The village site and its ruins today are largely overgrown and concealed by the plants and trees of the now 50-year-old forest that has encroached on its territory. On a hike through the area, though, one can still find broken pottery, a small millstone where the local miller must have lived, and old cherry trees, forsythia bushes, and barwinek (myrtle groundcover) that the former residents must have planted around their homes. All of that is now swallowed up in the forest, but what remains is a lasting reminder that people with a 200-year-old history once lived there. The most noteworthy of the village ruins, and still standing, is a small chapel dedicated to the Blessed Mother, that was built by the Kityk family in 1893. The chapel was restored by local volunteers in 2000 and the work described in a Krakow newspaper.

While the other villages in the valley to the north of the mountains were primarily farming villages that came into existence at a much earlier time, Huta was founded in the mountains by the nobles who owned the land for the purpose of making glass. Those nobles earlier had founded the village of Samokleski, which is also located in the valley, a short distance to the east of Pielgrzymka. Hence, the village name, Huta Samokleska, suggests that it was derived from the word huta which is Polish for factory or foundry, and Samokleski, the village of its founders.

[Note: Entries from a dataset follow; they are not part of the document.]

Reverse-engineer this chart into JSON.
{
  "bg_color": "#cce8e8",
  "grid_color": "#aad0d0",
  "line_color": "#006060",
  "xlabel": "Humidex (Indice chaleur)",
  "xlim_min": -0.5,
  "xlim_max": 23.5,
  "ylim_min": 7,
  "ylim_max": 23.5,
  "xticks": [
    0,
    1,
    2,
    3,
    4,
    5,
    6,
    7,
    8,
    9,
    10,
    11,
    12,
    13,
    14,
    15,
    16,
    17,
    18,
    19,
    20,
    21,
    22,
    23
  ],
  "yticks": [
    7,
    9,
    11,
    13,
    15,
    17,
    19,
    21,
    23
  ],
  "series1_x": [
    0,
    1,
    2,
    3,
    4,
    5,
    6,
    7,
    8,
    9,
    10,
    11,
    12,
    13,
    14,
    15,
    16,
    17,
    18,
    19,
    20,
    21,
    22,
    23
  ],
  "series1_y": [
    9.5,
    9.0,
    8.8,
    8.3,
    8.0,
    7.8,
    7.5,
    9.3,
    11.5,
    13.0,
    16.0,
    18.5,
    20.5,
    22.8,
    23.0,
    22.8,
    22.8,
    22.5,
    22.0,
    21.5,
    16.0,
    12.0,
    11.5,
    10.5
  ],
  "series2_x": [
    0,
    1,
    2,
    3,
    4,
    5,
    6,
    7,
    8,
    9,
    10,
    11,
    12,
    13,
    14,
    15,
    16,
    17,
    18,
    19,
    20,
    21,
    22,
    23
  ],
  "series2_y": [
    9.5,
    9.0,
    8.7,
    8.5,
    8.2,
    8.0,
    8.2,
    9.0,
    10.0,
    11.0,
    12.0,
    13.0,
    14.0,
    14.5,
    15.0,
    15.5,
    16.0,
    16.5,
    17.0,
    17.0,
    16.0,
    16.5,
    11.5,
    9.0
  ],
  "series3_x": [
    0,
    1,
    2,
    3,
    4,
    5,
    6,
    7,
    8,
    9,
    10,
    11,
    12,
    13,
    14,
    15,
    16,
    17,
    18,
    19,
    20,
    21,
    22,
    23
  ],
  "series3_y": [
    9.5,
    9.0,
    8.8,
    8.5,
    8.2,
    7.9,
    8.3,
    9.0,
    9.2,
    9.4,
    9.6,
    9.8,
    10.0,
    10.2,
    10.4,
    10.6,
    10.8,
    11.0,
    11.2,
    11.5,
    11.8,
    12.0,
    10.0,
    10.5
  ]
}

The glass-making ceased by the early 1800's but some vestiges of the glass furnaces still remain as low mounds of dirt and rocks, long since blended into the forest. Occasional small stone fragments with a glass-like coating can still be found nearby to attest to that history.

Historical records indicated that the first inhabitants of Huta were experienced Germanized-Czech glass workers. They were induced to migrate there by the work and offers of owning some of the forest land cleared to provide wood from making charcoal fuel for the glass furnaces.